When Moffitt tried to find out who was behind the spoofed calls that were using the hospital’s own number, the carrier wouldn’t give out the source of the calls – not without a subpoena, according to Summitt.
CenturyLink said that it’s not so: a spokeswoman told the Washington Post that it’s “not our policy and must have been a miscommunication” that someone told Moffitt that it couldn’t block certain numbers unless it had received more calls:
Our fraud management team worked closely with Moffitt to identify illegal robocalls, trace them back to their source and ultimately block them. We will continue to do our part to fight unlawful calls.
Are the robocallers being protected more than the hospitals?

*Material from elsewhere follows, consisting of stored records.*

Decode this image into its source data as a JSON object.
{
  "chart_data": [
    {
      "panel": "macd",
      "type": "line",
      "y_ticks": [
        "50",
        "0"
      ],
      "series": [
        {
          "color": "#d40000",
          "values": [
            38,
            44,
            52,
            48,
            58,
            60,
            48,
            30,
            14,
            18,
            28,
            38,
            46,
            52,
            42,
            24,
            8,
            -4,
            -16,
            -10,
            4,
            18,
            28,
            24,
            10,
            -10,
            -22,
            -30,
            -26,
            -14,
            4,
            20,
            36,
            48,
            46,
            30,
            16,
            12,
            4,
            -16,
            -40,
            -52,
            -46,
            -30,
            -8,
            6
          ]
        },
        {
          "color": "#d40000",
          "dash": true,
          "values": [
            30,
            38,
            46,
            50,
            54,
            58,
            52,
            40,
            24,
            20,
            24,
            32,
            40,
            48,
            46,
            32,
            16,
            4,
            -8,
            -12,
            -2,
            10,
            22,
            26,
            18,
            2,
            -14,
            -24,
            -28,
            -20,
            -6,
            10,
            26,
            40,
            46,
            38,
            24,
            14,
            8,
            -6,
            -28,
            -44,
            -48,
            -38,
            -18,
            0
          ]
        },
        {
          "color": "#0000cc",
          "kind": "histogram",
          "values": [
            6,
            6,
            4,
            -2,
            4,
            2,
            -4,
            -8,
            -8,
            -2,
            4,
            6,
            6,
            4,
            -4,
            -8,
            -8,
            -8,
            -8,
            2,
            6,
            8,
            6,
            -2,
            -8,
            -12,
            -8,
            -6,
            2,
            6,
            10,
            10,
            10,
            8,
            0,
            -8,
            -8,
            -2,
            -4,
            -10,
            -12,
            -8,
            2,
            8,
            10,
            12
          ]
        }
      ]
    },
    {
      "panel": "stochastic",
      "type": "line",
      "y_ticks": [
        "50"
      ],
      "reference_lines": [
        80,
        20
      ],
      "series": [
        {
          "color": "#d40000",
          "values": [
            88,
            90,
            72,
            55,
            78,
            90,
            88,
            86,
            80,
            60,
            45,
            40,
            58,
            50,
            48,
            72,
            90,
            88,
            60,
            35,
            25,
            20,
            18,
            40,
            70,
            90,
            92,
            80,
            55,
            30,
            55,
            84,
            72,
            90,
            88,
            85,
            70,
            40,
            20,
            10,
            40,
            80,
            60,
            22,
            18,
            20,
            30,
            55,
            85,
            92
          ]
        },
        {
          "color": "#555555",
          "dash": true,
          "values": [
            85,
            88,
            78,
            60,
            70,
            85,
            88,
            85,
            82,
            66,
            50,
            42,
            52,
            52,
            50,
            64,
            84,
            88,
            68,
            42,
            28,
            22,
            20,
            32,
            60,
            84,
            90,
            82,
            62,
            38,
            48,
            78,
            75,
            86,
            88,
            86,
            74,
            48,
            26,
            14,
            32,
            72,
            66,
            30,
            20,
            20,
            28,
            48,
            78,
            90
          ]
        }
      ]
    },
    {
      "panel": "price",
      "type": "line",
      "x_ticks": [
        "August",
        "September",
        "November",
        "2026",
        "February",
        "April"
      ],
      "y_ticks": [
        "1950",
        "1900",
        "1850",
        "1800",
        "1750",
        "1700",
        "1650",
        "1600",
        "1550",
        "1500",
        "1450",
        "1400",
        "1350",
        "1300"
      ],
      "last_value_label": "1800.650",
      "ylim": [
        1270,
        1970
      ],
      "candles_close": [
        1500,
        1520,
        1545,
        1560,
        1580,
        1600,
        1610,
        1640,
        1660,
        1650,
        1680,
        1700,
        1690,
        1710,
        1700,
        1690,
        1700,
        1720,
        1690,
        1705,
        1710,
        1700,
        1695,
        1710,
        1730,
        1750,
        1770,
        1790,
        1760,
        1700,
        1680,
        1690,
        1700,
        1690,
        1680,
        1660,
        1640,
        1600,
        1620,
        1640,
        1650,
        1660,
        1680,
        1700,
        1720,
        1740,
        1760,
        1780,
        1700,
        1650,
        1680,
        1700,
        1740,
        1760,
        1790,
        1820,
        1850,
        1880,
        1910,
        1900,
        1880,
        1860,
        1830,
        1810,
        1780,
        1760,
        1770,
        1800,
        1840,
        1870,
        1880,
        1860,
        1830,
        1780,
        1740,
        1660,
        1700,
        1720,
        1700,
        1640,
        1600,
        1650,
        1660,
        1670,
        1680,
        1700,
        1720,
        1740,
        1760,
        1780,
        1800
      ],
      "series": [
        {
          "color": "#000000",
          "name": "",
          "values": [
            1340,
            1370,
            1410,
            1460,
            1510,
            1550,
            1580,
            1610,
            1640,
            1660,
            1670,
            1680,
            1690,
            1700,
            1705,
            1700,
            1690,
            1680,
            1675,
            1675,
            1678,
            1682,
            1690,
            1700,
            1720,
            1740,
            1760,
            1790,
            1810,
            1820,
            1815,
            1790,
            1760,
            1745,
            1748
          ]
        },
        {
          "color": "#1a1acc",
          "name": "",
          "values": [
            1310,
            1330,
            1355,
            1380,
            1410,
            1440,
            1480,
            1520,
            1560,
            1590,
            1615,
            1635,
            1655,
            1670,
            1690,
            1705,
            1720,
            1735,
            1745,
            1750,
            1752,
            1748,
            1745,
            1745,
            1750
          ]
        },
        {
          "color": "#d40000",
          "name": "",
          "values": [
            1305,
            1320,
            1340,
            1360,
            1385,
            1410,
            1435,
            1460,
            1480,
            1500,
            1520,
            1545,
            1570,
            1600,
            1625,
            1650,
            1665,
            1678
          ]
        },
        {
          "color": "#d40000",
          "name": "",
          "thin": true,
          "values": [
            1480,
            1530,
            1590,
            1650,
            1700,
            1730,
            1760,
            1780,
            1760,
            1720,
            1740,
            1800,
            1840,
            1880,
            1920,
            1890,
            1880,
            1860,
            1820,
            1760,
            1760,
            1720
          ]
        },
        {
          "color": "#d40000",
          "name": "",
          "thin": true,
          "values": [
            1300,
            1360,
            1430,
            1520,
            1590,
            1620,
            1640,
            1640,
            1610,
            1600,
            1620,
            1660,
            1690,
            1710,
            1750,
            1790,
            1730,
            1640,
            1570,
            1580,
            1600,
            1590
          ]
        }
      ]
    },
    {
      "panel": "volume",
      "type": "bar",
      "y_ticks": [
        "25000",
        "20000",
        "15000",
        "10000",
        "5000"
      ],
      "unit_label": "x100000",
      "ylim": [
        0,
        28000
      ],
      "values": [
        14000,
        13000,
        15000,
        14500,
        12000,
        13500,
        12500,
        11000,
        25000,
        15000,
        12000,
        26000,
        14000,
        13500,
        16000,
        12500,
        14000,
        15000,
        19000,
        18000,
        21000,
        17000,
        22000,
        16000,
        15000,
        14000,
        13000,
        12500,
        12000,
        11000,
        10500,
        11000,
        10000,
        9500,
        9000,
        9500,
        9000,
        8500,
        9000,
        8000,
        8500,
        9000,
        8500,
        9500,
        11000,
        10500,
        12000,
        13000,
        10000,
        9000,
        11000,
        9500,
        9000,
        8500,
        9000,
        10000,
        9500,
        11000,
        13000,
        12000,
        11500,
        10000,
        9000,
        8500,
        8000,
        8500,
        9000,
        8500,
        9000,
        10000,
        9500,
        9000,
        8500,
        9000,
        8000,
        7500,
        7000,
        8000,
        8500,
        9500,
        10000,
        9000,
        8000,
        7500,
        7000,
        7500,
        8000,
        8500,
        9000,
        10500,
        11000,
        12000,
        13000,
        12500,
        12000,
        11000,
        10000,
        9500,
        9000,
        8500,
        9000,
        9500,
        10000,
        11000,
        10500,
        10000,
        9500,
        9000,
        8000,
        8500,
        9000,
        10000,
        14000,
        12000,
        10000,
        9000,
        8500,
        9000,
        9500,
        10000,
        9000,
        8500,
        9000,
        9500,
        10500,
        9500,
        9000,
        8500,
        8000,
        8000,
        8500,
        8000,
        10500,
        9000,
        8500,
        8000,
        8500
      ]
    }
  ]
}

Something’s wrong when hospitals are beholden to obey laws about protecting patient privacy, while those who make forged calls have their own privacy shielded, Summitt told Congress:
I am rather astonished that others can use our owned phone number range, fraudulently represent our organization, and we have no recourse other than court order. There should be provisions made that when a company is actively investigating a suspected fraud or information security breach, they should have cooperation from the carrier. Our health care regulations require us to protect patient privacy and safety, yet it seems bad actors are more easily protected from privacy than those already covered under regulatory requirements.
How do we get robocalls to die, die, die?!
In May 2019, the US Senate passed an anti-robocalling bill. It’s still waiting for the House to take it up, which the House might not do, given that it’s working on its own version, the Stopping Bad Robocalls Act (HR 946). That House bill was introduced by Rep. Frank Pallone Jr., the chairman of the Energy and Commerce Committee.
Whichever bill – if either – gets passed and signed into law by the president, it will still take months to implement the technology that’s supposed to fix this problem.
What will also take months: fixes from the top telecoms that would label a call if it’s likely to be spam.
Meanwhile, the Federal Communications Commission (FCC) has been stepping up efforts to track down, and fine, scammers.
The FCC is fully aware of how the healthcare industry is being negatively affected by these calls. When it issued a $120 million fine against Adrian Abramovich – a Florida man known as the “robocall kingpin” – it cited millions of calls Abramovich robo-placed that drowned out operations of an emergency medical paging provider:
By overloading this paging network, Mr. Abramovich could have delayed vital medical care, making the difference between a patient’s life and death.